Solid odds of winning the No. 7 seed aside, the Pacers are still struggling to defend against spread lineups when Solomon Hill is not on the floor. With Lavoy Allen starting at the four-spot on Wednesday, the Cleveland Cavaliers used Kevin Love as a pick-and-pop threat early and often. It wasn't until he had scored his fourteenth point in the first quarter that head coach Frank Vogel swapped in the more agile Hill to cover Love out beyond the three-point arc.
"When Kevin Love got hot in the first half, Lavoy (Allen) was doing a good job; but, to guard his pick-and-rolls with Kyrie (Irving), it's a lot of chasing," head coach Frank Vogel explained. "And Lavoy wasn't doing a bad job, but it just is that Solo (Solomon Hill) was a better match-up in that situation. So, when he got hot early, we decided to just be proactive in the second half and take that away right away."
That Jason Thompson splashed in two of Toronto's 10 made three-pointers Friday night, is further evidence that opponents are getting too comfy beyond the arc against Indiana's traditional starting lineup. Still, the idea behind the lineup adjustments Vogel made last weekend was to surround Ty Lawson with speed and fortify the bench.
"We're definitely hoping that's going to be a strength of ours going into the playoffs," Vogel said of the second unit's improved play. "We've had some teams where the bench was a weakness, and I think that's going to be the opposite this year. This year's bench is going to carry us through stretches. Not just in these closing games; but, hopefully, if we clinch a playoff spot, into the playoffs."

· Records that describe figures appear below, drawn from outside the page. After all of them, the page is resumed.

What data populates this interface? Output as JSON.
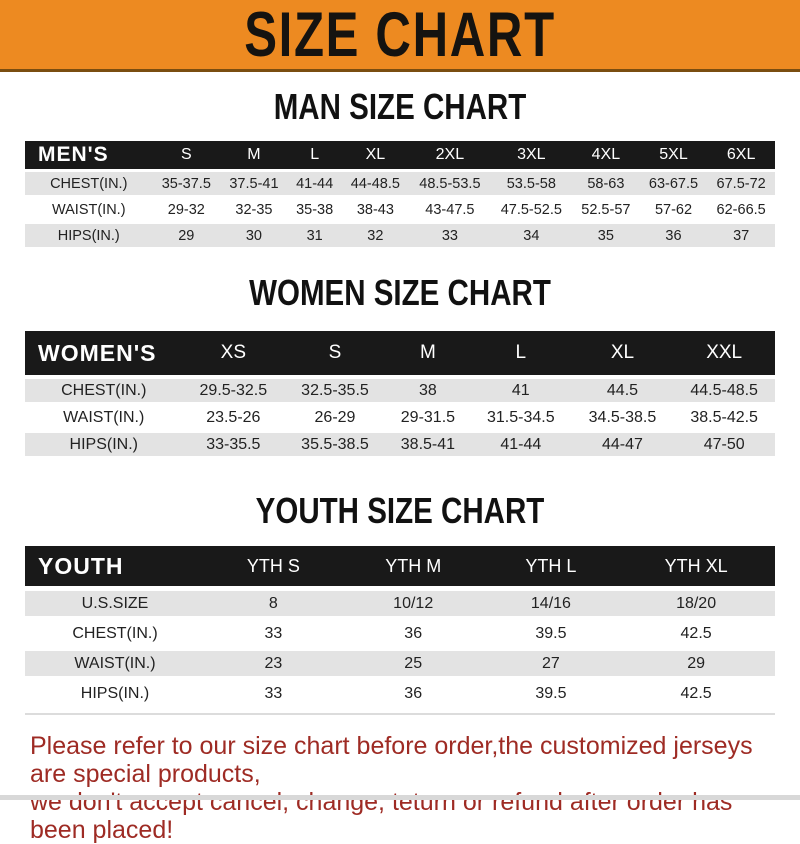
{
  "banner": {
    "title": "SIZE CHART"
  },
  "chart_data": [
    {
      "type": "table",
      "title": "MAN SIZE CHART",
      "group_label": "MEN'S",
      "columns": [
        "S",
        "M",
        "L",
        "XL",
        "2XL",
        "3XL",
        "4XL",
        "5XL",
        "6XL"
      ],
      "rows": [
        {
          "label": "CHEST(IN.)",
          "values": [
            "35-37.5",
            "37.5-41",
            "41-44",
            "44-48.5",
            "48.5-53.5",
            "53.5-58",
            "58-63",
            "63-67.5",
            "67.5-72"
          ]
        },
        {
          "label": "WAIST(IN.)",
          "values": [
            "29-32",
            "32-35",
            "35-38",
            "38-43",
            "43-47.5",
            "47.5-52.5",
            "52.5-57",
            "57-62",
            "62-66.5"
          ]
        },
        {
          "label": "HIPS(IN.)",
          "values": [
            "29",
            "30",
            "31",
            "32",
            "33",
            "34",
            "35",
            "36",
            "37"
          ]
        }
      ]
    },
    {
      "type": "table",
      "title": "WOMEN SIZE CHART",
      "group_label": "WOMEN'S",
      "columns": [
        "XS",
        "S",
        "M",
        "L",
        "XL",
        "XXL"
      ],
      "rows": [
        {
          "label": "CHEST(IN.)",
          "values": [
            "29.5-32.5",
            "32.5-35.5",
            "38",
            "41",
            "44.5",
            "44.5-48.5"
          ]
        },
        {
          "label": "WAIST(IN.)",
          "values": [
            "23.5-26",
            "26-29",
            "29-31.5",
            "31.5-34.5",
            "34.5-38.5",
            "38.5-42.5"
          ]
        },
        {
          "label": "HIPS(IN.)",
          "values": [
            "33-35.5",
            "35.5-38.5",
            "38.5-41",
            "41-44",
            "44-47",
            "47-50"
          ]
        }
      ]
    },
    {
      "type": "table",
      "title": "YOUTH SIZE CHART",
      "group_label": "YOUTH",
      "columns": [
        "YTH S",
        "YTH M",
        "YTH L",
        "YTH XL"
      ],
      "rows": [
        {
          "label": "U.S.SIZE",
          "values": [
            "8",
            "10/12",
            "14/16",
            "18/20"
          ]
        },
        {
          "label": "CHEST(IN.)",
          "values": [
            "33",
            "36",
            "39.5",
            "42.5"
          ]
        },
        {
          "label": "WAIST(IN.)",
          "values": [
            "23",
            "25",
            "27",
            "29"
          ]
        },
        {
          "label": "HIPS(IN.)",
          "values": [
            "33",
            "36",
            "39.5",
            "42.5"
          ]
        }
      ]
    }
  ],
  "footer": {
    "line1": "Please refer to our size chart before order,the customized jerseys are special products,",
    "line2": "we don't accept cancel, change, teturn or refund after order has been placed!"
  },
  "colors": {
    "banner_bg": "#ED8A21",
    "banner_border": "#7A4D10",
    "banner_text": "#151310",
    "header_bar_bg": "#191919",
    "header_bar_text": "#FFFFFF",
    "row_alt_bg": "#E3E3E3",
    "body_text": "#222222",
    "footer_text": "#9E2B24",
    "bottom_strip": "#D8D8D8"
  }
}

Given the potential for the Pacers to face the Raptors in the first round of the playoffs, strengthening the productivity of the second unit makes logical sense. Toronto's bench scores 107.0 points per 100 possessions, which ranks first in the Eastern Conference among reserve units. However, if opponents are going to continue to target Indiana's slower traditional power forwards from the tip, then Vogel may need to reconsider how he staggers his playing rotation moving forward.